Wednesday, October 7, 2009

On Storefronts


I've been looking for a place for this press to occupy for what seems like forever. In actuality, its been about two and a half months of city-wide scouting missions on my bike and Craigslist scouring. Why it's taking so long is the fact that I'm looking for a bit of a needle-in-the-haystack type place. Specifically, a storefront, less than 500 square feet, in a primarily residential neighborhood.

This, I'm finding out, isn't normal. Most design studios and publishers, small or large, occupy office space, of which there is seemingly endless square feet to be had in this and many cities. Most printers, meanwhile, build their shops in the more industrial edges of cities. Both offices and industrial zones are, by their definition, out of the realm of general public life. You have to know where to go, maybe make a special trip, to get there. Christopher Alexander of the Center for Environmental Structure has a lot of good things to say about a lot of things, so I'll quote him,

"In modern times almost all cities create zones for "work" and other zones for "living" and in most cases enforce the separation by law. Two reasons are given for the separation. First, the work places need to be near each other, for commercial reasons. Second, workplaces destroy the quiet and safety of residential neighborhoods. But this separation creates enormous rifts in people's emotional lives… [It] reinforces the idea that work is a toil, while only family life is "living"—a schizophrenic view which creates tremendous problems for all the members of a family. In order to overcome this schism and re-establish the connection between love and work, central to a sane society, there needs to be a redistribution of all workplaces throughout the areas where people live…"

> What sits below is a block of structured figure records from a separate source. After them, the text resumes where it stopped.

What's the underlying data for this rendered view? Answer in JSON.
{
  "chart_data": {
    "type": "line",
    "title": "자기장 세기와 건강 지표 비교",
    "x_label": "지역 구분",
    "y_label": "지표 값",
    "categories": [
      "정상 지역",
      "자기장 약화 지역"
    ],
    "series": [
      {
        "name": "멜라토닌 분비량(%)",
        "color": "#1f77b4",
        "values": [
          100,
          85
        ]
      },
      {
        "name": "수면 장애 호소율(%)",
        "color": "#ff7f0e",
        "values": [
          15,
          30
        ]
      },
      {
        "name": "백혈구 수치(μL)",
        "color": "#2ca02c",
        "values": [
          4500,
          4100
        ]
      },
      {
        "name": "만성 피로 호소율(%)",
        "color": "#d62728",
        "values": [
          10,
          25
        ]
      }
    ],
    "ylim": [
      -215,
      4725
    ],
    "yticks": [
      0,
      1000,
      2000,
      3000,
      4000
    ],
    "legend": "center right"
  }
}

I want my shop to be a part of the everyday life of wherever it ends up being. This weird little studio, producing goodness-knows-what, next to the drug store, the grocery, and the record shop. Again, Alexander:

"…We imagine a society in which work and family are far more intermingled than today; a society in which people—businessmen, artists, craftsmen, shopkeepers, professionals—work for themselves, alone and in small groups, with much more relation to their immediate surroundings than they have today. …In the case of the workshop, the public nature of the work is especially valuable. It brings the workshop out of the realm of backyard hobbies and into the public domain. The people working there have a view of the street; they are exposed to the people passing by. And the people passing learn something about the nature of the community. The children especially are enlivened by this contact. And according to the nature of the work, the public connection takes the form of a shopfront, a driveway for loading and unloading materials, a work bench in the open, a small meeting room…We therefore advocate provision for a substantial workshop with all the character of a real workplace and some degree of connection to the public street: at least a glancing connection so that people can see in and out; and perhaps a full connection, like an open shop front."

In this way, my shop and others like it add to their neighboorhood's sense what is possible. And that is something that seems to me to be sorely lacking in communities these days.